Still North Carolina scientists – including Dr. Davies, Dr. Rudo and others studied hexavalent chromium exposure and set a state limit. That was the basis of the original do-not-drink order. Dr. Engel say’s that’s normally enough for a state’s health department. They trust their staff.
In her resignation letter Dr. Davies says this was not the case. And the level of hexavalent chromium in the effected wells is still the same says Catawba Riverkeeper Sam Perkins.
"The data has very clearly shown wells near unlined coal ash ponds had orders of magnitude of more hexavalent chromium than what is calculated to be safe under North Carolina law and what is typically seen in municipal treated drinking water utilities."
But the standard of exposure deemed safe by the state has changed. The North Carolina Department of Environmental Quality has chosen to ignore the state’s own standard and go with a much older and more generous standard established by the federal government.
Speaking Thursday afternoon, Governor Pat McCrory defended the move by saying it’s just a disagreement among scientists. This was recorded by WRAL.
"We’re providing all the information necessary to ensure that we have safe drinking water. And the public knows exactly what the value of that drinking water is, especially as it relates to the federal standard which President Obama supports and his administration supports," McCrory said.
It was an odd moment where Governor McCory decided it was best to agree with President Obama.
For some, this is just a he-said-she-said story, with both sides accusing the other of twisting science and lying to the public.
But for Amy Brown, it’s about much more.
"I live next to Duke Energy’s Allen steam station right here in Belmont, North Carolina."
She, her husband, and her two young sons live less than 1,000 feet from an unlined Duke Energy coal ash pond. They rely on a well for their water. At least they did until a little over a year ago – when they, their neighbors and hundreds of others in similar situations around the state received a letter from state officials saying the water in their wells was contaminated and was unsafe to drink. Since that time the Browns have been living one bottle of water at a time.
"As for cooking, every single meal is prepared with a bottle of water. When you brush your teeth you use bottled water," Brown explained.
That water is paid for by Duke. Delivered every two weeks. Despite the fact the company and now the state say the well water is perfectly safe. Duke is just a good neighbor a spokeswoman told WFAE.
But that bottled water only goes so far says Brown.
"My four year old son does not know what its like to enjoy a long playful bubble bath. How sad is that?"
Bottled water, contaminated taps, distrust of state government, for Amy Brown there’s a simple comparison.

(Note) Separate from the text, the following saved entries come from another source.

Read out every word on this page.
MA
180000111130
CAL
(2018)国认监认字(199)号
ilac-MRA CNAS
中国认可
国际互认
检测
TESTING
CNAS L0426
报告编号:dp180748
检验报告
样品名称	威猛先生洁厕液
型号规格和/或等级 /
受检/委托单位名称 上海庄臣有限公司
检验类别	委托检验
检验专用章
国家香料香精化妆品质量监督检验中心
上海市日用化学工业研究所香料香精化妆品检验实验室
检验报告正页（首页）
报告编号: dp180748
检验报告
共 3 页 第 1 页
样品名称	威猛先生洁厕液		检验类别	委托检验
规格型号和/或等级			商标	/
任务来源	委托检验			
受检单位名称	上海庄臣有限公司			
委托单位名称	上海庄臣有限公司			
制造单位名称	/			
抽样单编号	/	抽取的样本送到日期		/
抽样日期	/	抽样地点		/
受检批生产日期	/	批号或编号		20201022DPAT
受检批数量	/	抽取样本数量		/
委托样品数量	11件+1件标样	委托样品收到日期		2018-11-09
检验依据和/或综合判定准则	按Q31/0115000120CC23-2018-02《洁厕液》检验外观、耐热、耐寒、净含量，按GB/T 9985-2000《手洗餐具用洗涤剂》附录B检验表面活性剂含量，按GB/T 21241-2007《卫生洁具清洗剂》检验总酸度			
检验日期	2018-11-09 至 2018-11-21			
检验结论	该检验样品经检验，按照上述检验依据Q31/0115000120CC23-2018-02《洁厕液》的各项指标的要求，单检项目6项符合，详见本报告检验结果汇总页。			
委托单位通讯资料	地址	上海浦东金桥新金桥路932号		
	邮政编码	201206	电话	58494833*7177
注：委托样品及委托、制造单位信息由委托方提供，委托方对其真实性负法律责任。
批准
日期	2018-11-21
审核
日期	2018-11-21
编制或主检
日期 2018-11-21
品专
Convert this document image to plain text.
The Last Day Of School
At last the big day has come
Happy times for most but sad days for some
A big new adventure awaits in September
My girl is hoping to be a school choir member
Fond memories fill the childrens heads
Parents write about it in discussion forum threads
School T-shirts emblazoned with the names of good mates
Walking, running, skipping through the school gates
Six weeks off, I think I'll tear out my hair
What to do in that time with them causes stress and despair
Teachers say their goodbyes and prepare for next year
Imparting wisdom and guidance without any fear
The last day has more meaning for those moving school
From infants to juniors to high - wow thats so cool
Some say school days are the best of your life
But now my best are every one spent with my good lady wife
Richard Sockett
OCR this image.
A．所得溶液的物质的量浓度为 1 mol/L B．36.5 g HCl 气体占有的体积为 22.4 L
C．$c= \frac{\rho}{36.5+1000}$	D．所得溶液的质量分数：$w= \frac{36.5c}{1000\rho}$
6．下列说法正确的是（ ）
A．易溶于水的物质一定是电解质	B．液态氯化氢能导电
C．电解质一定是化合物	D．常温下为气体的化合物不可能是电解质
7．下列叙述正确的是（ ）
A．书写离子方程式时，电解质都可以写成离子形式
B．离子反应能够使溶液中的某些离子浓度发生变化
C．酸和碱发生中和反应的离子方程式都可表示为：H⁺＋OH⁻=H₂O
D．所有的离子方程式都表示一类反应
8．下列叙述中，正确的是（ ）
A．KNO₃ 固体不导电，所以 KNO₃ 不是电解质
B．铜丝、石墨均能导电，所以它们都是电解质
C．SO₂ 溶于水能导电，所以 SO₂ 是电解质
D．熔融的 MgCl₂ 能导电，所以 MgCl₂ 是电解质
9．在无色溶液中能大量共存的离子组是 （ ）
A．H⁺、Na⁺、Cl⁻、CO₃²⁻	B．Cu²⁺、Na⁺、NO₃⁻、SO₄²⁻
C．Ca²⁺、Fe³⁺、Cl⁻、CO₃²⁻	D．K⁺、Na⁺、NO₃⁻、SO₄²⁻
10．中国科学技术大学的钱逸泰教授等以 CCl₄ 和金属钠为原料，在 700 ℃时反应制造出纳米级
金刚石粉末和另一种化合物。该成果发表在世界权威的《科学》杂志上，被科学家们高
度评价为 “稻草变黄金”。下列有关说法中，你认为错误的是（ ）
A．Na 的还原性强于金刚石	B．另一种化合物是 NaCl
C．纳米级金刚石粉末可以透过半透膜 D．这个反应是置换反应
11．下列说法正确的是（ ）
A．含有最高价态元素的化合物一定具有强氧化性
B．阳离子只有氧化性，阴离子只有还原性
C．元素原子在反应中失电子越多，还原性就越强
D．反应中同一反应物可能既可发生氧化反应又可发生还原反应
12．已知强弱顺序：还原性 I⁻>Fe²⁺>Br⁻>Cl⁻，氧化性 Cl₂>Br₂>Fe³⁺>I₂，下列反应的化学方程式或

"We are a Flint, North Carolina. I know there are differences there and I don’t take away from Flint in any way, shape or form, but we do have things that are similar. And the corruption is one of them."
Riverkeeper Sam Perkins takes that comparison a step further.
"Imagine if in Flint, Michigan, we were also hearing that in the process of finding high levels of lead, the process was not just to ignore the problem but to try to find the highest, oldest, lead standard possible and cite that for a reason the water was safe."
That’s just what Sam Perkins believes North Carolina officials did.
WFAE Reporters Lisa Worf and Michael Tomsic contributed to this report.